A glowing orange sun scatters a dusty reflection across the steel-blue river, while a flock of geese fly toward the horizon – black silhouettes of wings and beaks. In the distance, a majestic cone of snow, rock and ice hovers stoically. There is no sight better for my morning commute than a rising sun over Mt. Hood and the Columbia River as I cross the bridge, and state line, from Oregon to Washington.

It’s become a daily practice to take in the view on my way to and from work, and I’ve noticed that it is never, ever the same.

When we had a cold-snap in Portland, the river was hidden under a veil of rising fog, causing the monstrous mint-green bridge stretching across the water to be nearly hidden, with only the tallest arches visible, peeking out above the smoky clouds. On that day, I gripped my steering wheel and practically held my breath while crossing the river. It scared me to not be able to see my surroundings and I reached the opposite bank feeling grumpy and frazzled.

On another night, while heading home, I looked to my left from the center of the bridge and in the cloak of dusk, I saw a yellow, glowing beam of light moving across the dark water. Behind the spotlight was a large object gliding across the water toward the bridge. In the split-second that I saw it, I imagined it was a giant whale and the light its eye. On second thought, it was probably just a large boat carrying freight.
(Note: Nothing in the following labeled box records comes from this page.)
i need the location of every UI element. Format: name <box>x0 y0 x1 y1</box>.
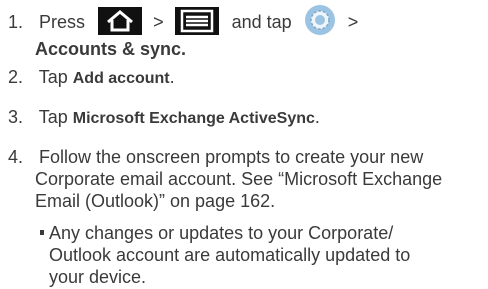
bullet-line-1: Any changes or updates to your Corporate… <box>49 223 394 243</box>
step-4-line-1: Follow the onscreen prompts to create yo… <box>39 147 424 167</box>
step-1-separator-2: > <box>347 11 359 32</box>
step-number: 4. <box>8 147 24 167</box>
step-1-press-text: Press <box>39 11 86 32</box>
step-1-and-tap-text: and tap <box>231 11 292 32</box>
bullet-line-3: your device. <box>49 267 147 287</box>
home-icon <box>98 7 143 35</box>
settings-icon <box>304 5 335 35</box>
bullet-line-2: Outlook account are automatically update… <box>49 245 411 265</box>
step-2: 2. Tap Add account. <box>0 66 175 90</box>
step-1: 1. Press > and tap > <box>0 5 359 38</box>
step-1-separator: > <box>153 11 164 32</box>
step-1-destination: Accounts & sync. <box>35 39 187 59</box>
step-4-line-3: Email (Outlook)” on page 162. <box>35 191 276 211</box>
step-4-line-2: Corporate email account. See “Microsoft … <box>35 169 443 189</box>
menu-icon <box>174 7 219 35</box>
step-3-prefix: Tap <box>38 107 68 127</box>
step-2-prefix: Tap <box>38 67 68 87</box>
step-2-suffix: . <box>169 67 175 87</box>
step-number: 2. <box>8 67 24 87</box>
step-number: 3. <box>8 107 24 127</box>
step-3: 3. Tap Microsoft Exchange ActiveSync. <box>0 106 320 130</box>
step-number: 1. <box>8 11 24 32</box>
step-2-target: Add account <box>72 70 170 87</box>
bullet-note: Any changes or updates to your Corporate… <box>40 222 393 244</box>
step-3-target: Microsoft Exchange ActiveSync <box>72 110 315 127</box>
bullet-marker <box>40 229 44 235</box>
step-4: 4. Follow the onscreen prompts to create… <box>0 146 423 168</box>
step-3-suffix: . <box>314 107 320 127</box>
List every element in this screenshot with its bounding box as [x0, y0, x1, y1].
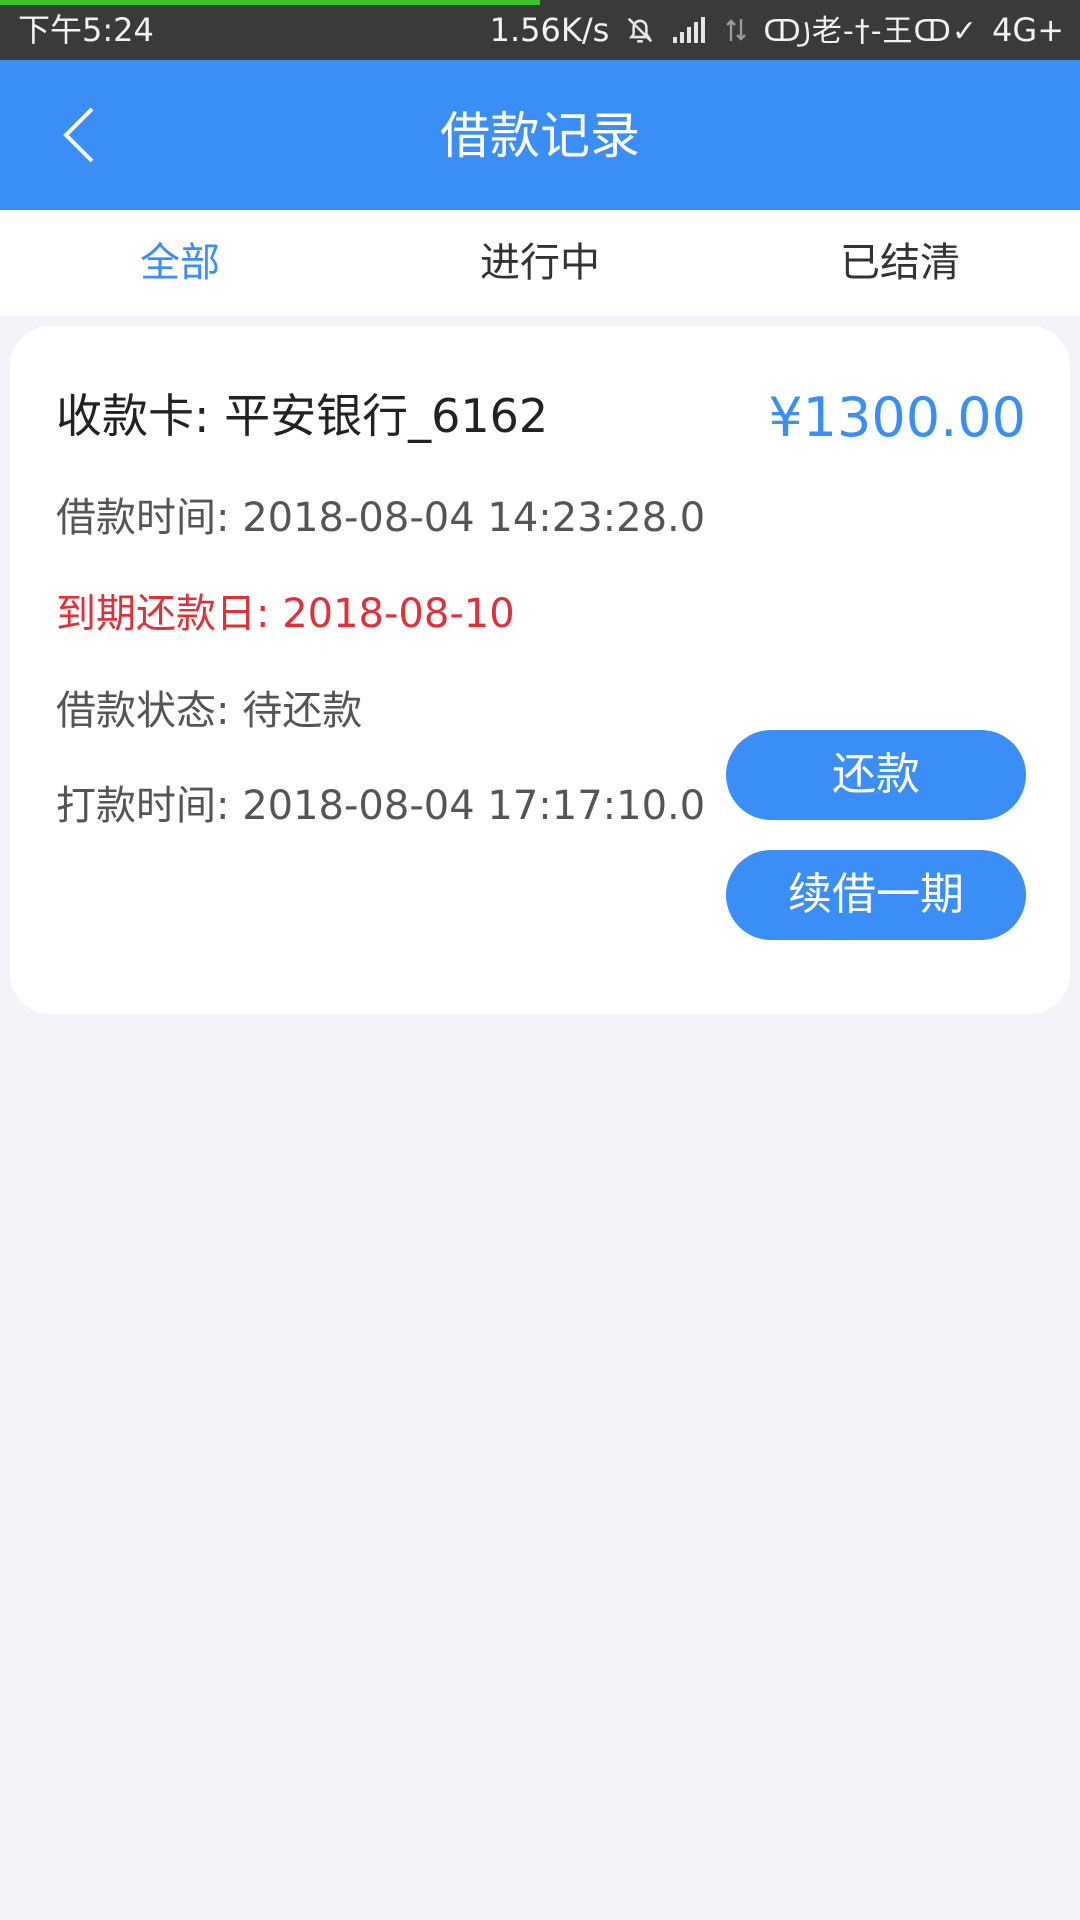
status-bar: 下午5:24 1.56K/s ↀ꠸老-†-王ↀ✓ 4G+	[0, 0, 1080, 60]
due-date: 到期还款日: 2018-08-10	[56, 591, 515, 637]
receiving-card: 收款卡: 平安银行_6162	[56, 389, 549, 443]
page-title: 借款记录	[440, 107, 640, 165]
network-type: 4G+	[992, 11, 1064, 49]
loan-record-card: 收款卡: 平安银行_6162 ¥1300.00 借款时间: 2018-08-04…	[10, 326, 1070, 1014]
filter-tabs: 全部 进行中 已结清	[0, 210, 1080, 316]
tab-settled[interactable]: 已结清	[720, 210, 1080, 316]
carrier-name: ↀ꠸老-†-王ↀ✓	[763, 14, 979, 49]
page-load-progress-fill	[0, 0, 540, 5]
data-transfer-icon	[723, 15, 749, 45]
top-navigation-bar: 借款记录	[0, 60, 1080, 210]
status-right-group: 1.56K/s ↀ꠸老-†-王ↀ✓ 4G+	[490, 10, 1064, 50]
page-load-progress	[0, 0, 1080, 5]
tab-in-progress[interactable]: 进行中	[360, 210, 720, 316]
payment-time: 打款时间: 2018-08-04 17:17:10.0	[56, 783, 706, 829]
loan-time: 借款时间: 2018-08-04 14:23:28.0	[56, 495, 706, 541]
renew-button[interactable]: 续借一期	[726, 850, 1026, 940]
status-time: 下午5:24	[18, 11, 154, 49]
signal-icon	[671, 15, 709, 45]
loan-amount: ¥1300.00	[768, 386, 1026, 449]
bell-off-icon	[623, 13, 657, 47]
network-speed: 1.56K/s	[489, 11, 610, 49]
loan-status: 借款状态: 待还款	[56, 688, 363, 734]
tab-all[interactable]: 全部	[0, 210, 360, 316]
repay-button[interactable]: 还款	[726, 730, 1026, 820]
But it’s much more fun to let my creative mind fill in the details.

The repetition of crossing the river twice a day has gotten me thinking about how I cross the bridge, meaning what attitude I carry with me and how I face the omnipresent anxiety of being suspended over a giant, powerful body of water until I reach the other side. It’s become a metaphor for trust, which takes practice. Some days, I feel stressed and afraid, my back is tense and I look straight ahead, wishing I’d reach the other side quicker. I can practically feel the churning waters below me and my thoughts become panicked. But on other days, when I’m feeling present and grateful, I scan the horizon in awe and wonderment. I glide over the bridge ease-fully and relaxed. I know the other side will come when I reach it. I’ve noticed that my mornings are significantly happier and more meaningful when I cross the bridge this way, as opposed to panicked and distrusting.

Now with a slight shift of perception, we could translate the bridge to represent any difficult point in our lives – a transition, a relocation, the end of a relationship, an episode of depression or deep confusion.

Are you beginning to see the metaphorical bridges that you personally cross? Good, then I will pose this question to you, which is one I’ve been asking myself a lot lately; how do you cross the bridge? Do you grip the wheel, grit your teeth and hit the gas pedal to speed through the discomfort? Or do you sing out-loud to pass the time, take in the view, trusting all the while that you will reach the other side not only intact, but wiser and stronger from the experience?

My goal is to aim for the latter and cross the bridge feeling grateful that there is a bridge at all. (At least I don’t have to swim across the river!) My theory is that if I can trust the surface beneath me and the trajectory of my progress moving across it, then maybe, just maybe, I can trust the transition from uncertainty to certainty. Maybe I can trust the path I’m on, even though there isn’t a map to it.

Whatever the bridge is that you are crossing, I hope that you find a way to enjoy the journey and pause to relish in the details. There’s raw beauty in there somewhere, and I believe it is patiently waiting for your keen eye to discover it.

A bridge I walked across in Portugal.

A bridge I walked across in Portugal.